Se chiedete ai suoi professori che ricordo hanno di Vivek, vi parleranno di un ragazzo timido e introverso, che però amava partecipare a quante più attività extracurriculari fosse possibile. Ancora oggi conserva con orgoglio un bel portfolio di tutti gli attestati da lui vinti durante le giornate di studio, con note di merito in disegno, basket e ping-pong. Vivek è anche un appassionato di trekking e un fotografo di viaggi semi-professionista. La sua pagina di Instagram “Khanabdoshi” è come il suo alter ego digitale.
Dopo la scuola, ha frequentato il Corso Universitario di Medicina e Chirurgia presso il prestigioso “Maulana Azad Medical College” e in seguito ha finito la specializzazione in Anestesiologia e Rianimazione dello stesso college. Nel suo curriculum professionale e umano figura anche un servizio di 10 mesi con “Medici Senza Frontiere”, durante i quali ha lavorato nei più remoti centri sanitari delle periferie, cercando di sradicare le malattie infettive prevalenti nello Stato indiano del Bengala Occidentale.
Attualmente, opera presso il LNJP, dove il governo di Delhi gli ha fornito una sistemazione, dato che nel periodo di attività deve osservare un rigoroso isolamento, lontano dalla famiglia e dagli amici.
Data la natura del suo servizio, i turni, pure se prevedono una naturale rotazione, sono piuttosto irregolari. A volte il turno di Vivek inizia alle 3 di notte e continua fino alle 10 del mattino. La parte peggiore del lavoro, tuttavia, non è l’orario, ma lavorare con indosso tutti i dispositivi di protezione individuale. A molti operatori sanitari è già capitato di svenire causa del calore e della disidratazione mentre li indossano. Una volta indossato il kit, non si può mangiare, né bere, e neanche usare il bagno fino a quando non si procede correttamente alla svestizione e si sterilizza il tutto. Inoltre, gli occhiali protettivi e la visiera si appannano a causa del calore e dell’umidità, rendendo ancora più difficile vedere e agire.

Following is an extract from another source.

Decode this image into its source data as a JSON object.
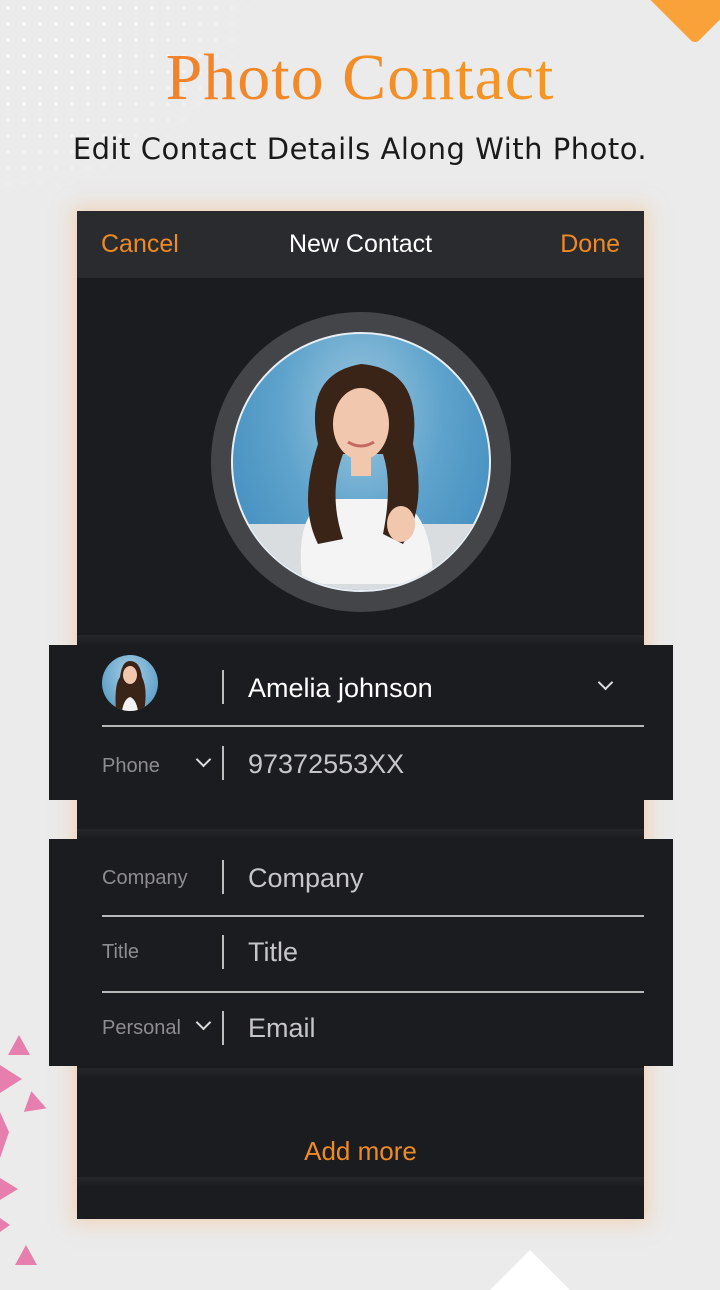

È in queste condizioni che tutti gli operatori sanitari come Vivek si prendono cura dei pazienti.
“Lavorare in Terapia Intensiva è stato finora come un grande bagaglio di sentimenti contrastanti, come uno spiacevole giro sulle montagne russe – racconta Vivek –. Ci sono giorni in cui devi dare delle brutte notizie a diverse famiglie, e altri in cui la gioia sul volto dei pazienti guariti diviene per te come una benedizione, un raggio di speranza. Lo sforzo delle équipe mediche di tutto il mondo non credo sarà mai ricompensato completamente”.
Nonostante tutto, Vivek crede veramente che, con tutti i nostri difetti, gli esseri umani siano capaci di imprese incredibili e guarda con fiducia al futuro. “Questi sono indubbiamente tempi difficili. Ma abbiamo anche l’opportunità di essere la versione più bella di noi stessi. Sono tempi come questi che dicono quanto siamo veramente buoni e umani… Il mondo si riprenderà presto dalla pandemia. La tragica perdita di coloro che ci hanno lasciato non potremo dimenticarla. Ma speriamo di creare un mondo migliore con tutto ciò che questa pandemia ci ha insegnato”.